Some digital industries are prone to become monopolies, because the first company that establishes a technology often becomes dominant, the IMF said in an analysis released Thursday. The question of how to tax the incomes of companies such as Facebook, Amazon, Apple Inc. and Alphabet Inc.’s Google unit has become a “contentious and urgent issue,” the fund said.
“The resulting market distortions are best addressed through regulatory rather than tax measures. However, in their absence, the high profit generated provides an attractive tax base, especially given that some technology giants are among the largest companies in the world,” the fund said in the analysis its semi-annual Fiscal Monitor. The full report will be released April 18 at the IMF’s spring meetings in Washington.
The U.S. president has suggested tech companies should pay more tax. “I have stated my concerns with Amazon long before the Election. Unlike others, they pay little or no taxes to state & local governments,” President Donald Trump wrote in a Twitter message last month.

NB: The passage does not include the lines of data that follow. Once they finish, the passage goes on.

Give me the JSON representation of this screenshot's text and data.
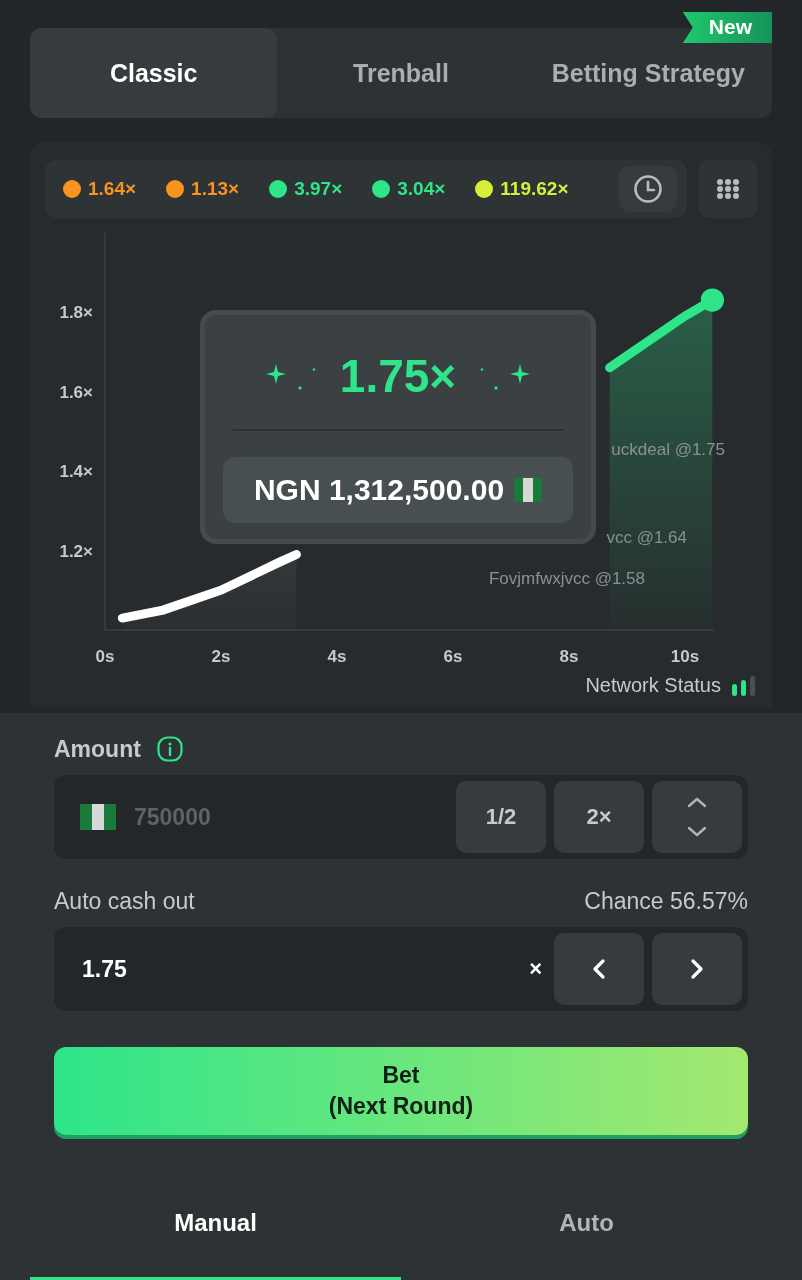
{
  "tabs": [
    {
      "label": "Classic",
      "selected": true
    },
    {
      "label": "Trenball",
      "selected": false
    },
    {
      "label": "Betting Strategy",
      "selected": false,
      "badge": "New"
    }
  ],
  "history": [
    {
      "value": "1.64×",
      "color": "#f7931e"
    },
    {
      "value": "1.13×",
      "color": "#f7931e"
    },
    {
      "value": "3.97×",
      "color": "#2ee58a"
    },
    {
      "value": "3.04×",
      "color": "#2ee58a"
    },
    {
      "value": "119.62×",
      "color": "#d7ee3b"
    }
  ],
  "chart": {
    "multiplier": "1.75×",
    "payout": "NGN 1,312,500.00",
    "players": [
      {
        "name": "uckdeal @1.75"
      },
      {
        "name": "vcc @1.64"
      },
      {
        "name": "Fovjmfwxjvcc @1.58"
      }
    ],
    "chart_data": {
      "type": "area",
      "x": [
        0.3,
        1,
        2,
        3,
        3.3,
        8.7,
        9,
        10,
        10.47
      ],
      "series": [
        {
          "color": "#ffffff",
          "values": [
            1.03,
            1.05,
            1.1,
            1.17,
            1.19,
            null,
            null,
            null,
            null
          ]
        },
        {
          "color": "#2ee58a",
          "values": [
            null,
            null,
            null,
            null,
            null,
            1.66,
            1.69,
            1.79,
            1.83
          ]
        }
      ],
      "xlim": [
        0,
        10.5
      ],
      "ylim": [
        1,
        2
      ],
      "xticks": [
        {
          "value": 0,
          "label": "0s"
        },
        {
          "value": 2,
          "label": "2s"
        },
        {
          "value": 4,
          "label": "4s"
        },
        {
          "value": 6,
          "label": "6s"
        },
        {
          "value": 8,
          "label": "8s"
        },
        {
          "value": 10,
          "label": "10s"
        }
      ],
      "yticks": [
        {
          "value": 1.2,
          "label": "1.2×"
        },
        {
          "value": 1.4,
          "label": "1.4×"
        },
        {
          "value": 1.6,
          "label": "1.6×"
        },
        {
          "value": 1.8,
          "label": "1.8×"
        }
      ]
    }
  },
  "network_status": "Network Status",
  "amount": {
    "label": "Amount",
    "placeholder": "750000",
    "buttons": [
      "1/2",
      "2×"
    ]
  },
  "auto_cash_out": {
    "label": "Auto cash out",
    "chance": "Chance 56.57%",
    "value": "1.75",
    "suffix": "×"
  },
  "bet": {
    "line1": "Bet",
    "line2": "(Next Round)"
  },
  "mode_tabs": [
    {
      "label": "Manual",
      "selected": true
    },
    {
      "label": "Auto",
      "selected": false
    }
  ]
}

The “first wave” of research on the subject recommended against taxing digital companies in a special way, the IMF noted. But calls have been growing to make tech firms pay a bigger share, with the European Union planning a new levy on companies such as Google and Facebook that route their EU profits through low-tax countries.
The tax push adds to the headaches for Facebook CEO Mark Zuckerberg, who was questioned in Congress this week on the social network’s data practices, after information from as many as 87 million users was siphoned to a firm with ties to Trump’s 2016 campaign.
Digital companies rely on intangible assets such as software algorithms, the IMF said. Taxing such assets can be challenging, given the ease with which companies can locate them in low-tax jurisdictions, the fund said.
Under international tax rules, firms only pay corporate income taxes when they have a physical presence in a country -- a rule some tech companies can skirt because they may have little or no physical presence in a country even though they sell services to its citizens, the IMF said.
Any effort to tax digital transactions should be “internationally coordinated,” the IMF said. Among other things, policy makers will need to decide which principles to use in taxing online companies, such as having companies pay taxes in the nations where their users reside, it said.
In the same report, the IMF warned that countries ramping up the use of digital tools to make their governments more efficient need to guard against the risk of fraud and privacy breaches.